A Note From Fr. LeRoy
We are in the midst of Advent, and I believe Advent is a great time to delve into the very mystery of God through meditation, solitude, and silence. In our society we have often lost the gift of meditation, solitude and silence and so we often experience a sort of loss of self. For this reason, in the Season of Advent, I would like to offer you a meditation from Thomas Merton, a spiritual giant in the contemplative life and someone whose writing I enjoy very much. I'll paraphrase and add to some of his words, but it essentially goes like this:
"We know God in so far as we become aware of ourselves as known by and through God. We possess God in proportion as we realize ourselves to be possessed by God in the inmost depths of our being. Meditation or "prayer of the heart" is the active effort we make to keep our hearts open so that we may be enlightened by God and realize our true relation to God (and self).

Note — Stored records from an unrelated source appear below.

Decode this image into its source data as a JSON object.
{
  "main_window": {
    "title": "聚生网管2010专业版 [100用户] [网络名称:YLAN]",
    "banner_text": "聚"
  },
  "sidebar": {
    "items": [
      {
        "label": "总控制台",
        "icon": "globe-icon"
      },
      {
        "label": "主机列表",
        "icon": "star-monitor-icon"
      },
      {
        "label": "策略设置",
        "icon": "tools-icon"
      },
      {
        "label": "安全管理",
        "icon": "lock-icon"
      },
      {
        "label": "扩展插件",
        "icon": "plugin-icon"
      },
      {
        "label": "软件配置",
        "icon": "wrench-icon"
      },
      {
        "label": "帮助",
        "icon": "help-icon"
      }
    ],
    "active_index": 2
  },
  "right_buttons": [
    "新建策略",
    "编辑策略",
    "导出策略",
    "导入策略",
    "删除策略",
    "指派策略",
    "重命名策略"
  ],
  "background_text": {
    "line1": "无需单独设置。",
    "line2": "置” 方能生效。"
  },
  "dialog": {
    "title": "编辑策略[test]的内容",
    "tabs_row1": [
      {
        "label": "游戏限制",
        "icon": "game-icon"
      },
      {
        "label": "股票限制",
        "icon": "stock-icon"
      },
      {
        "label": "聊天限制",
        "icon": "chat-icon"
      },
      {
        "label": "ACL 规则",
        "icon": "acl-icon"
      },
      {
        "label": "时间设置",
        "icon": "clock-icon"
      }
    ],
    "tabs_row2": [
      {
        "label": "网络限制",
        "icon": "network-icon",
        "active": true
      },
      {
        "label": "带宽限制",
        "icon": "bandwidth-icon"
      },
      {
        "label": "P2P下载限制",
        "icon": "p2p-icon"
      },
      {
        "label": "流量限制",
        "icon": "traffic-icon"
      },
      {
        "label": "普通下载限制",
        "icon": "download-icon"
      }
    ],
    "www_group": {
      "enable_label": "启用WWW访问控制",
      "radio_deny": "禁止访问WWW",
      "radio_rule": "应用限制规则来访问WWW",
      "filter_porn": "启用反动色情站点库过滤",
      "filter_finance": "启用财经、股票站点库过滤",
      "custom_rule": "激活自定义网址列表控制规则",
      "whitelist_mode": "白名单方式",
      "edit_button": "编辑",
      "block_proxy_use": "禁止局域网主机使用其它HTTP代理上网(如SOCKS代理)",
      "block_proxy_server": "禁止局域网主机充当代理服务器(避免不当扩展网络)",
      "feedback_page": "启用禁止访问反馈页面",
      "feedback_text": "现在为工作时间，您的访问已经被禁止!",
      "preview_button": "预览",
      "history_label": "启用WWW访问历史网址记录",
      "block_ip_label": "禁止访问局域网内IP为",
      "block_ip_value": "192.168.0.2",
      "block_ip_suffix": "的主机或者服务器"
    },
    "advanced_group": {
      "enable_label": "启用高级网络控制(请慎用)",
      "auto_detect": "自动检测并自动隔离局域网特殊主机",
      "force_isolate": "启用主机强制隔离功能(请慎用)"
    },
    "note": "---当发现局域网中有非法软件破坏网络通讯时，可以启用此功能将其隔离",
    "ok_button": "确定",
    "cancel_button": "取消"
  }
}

The classic form of meditation (and solitude) is repetitive invocation of the name of Jesus in a heart emptied of all images and cares. Hence, the aim of meditation, in the context of Christian faith, is not to arrive at an objective and apparently "scientific" knowledge about God, but to come to know through the realization (and experience) that our very being is penetrated with God's knowledge and love. Our knowledge of God is paradoxically then a knowledge of ourselves as utterly dependent on God's saving and merciful knowledge of us. It is in proportion as we (allow ourselves) to be known to God that we find our real being and identity in Christ."
In this Advent Season, before it sweeps us off our feet in preparation for Christmas, let's be sure to take this gift of time in meditation, solitude, and silence to enter with our minds and hearts into the very mystery of why God's Son was born for us!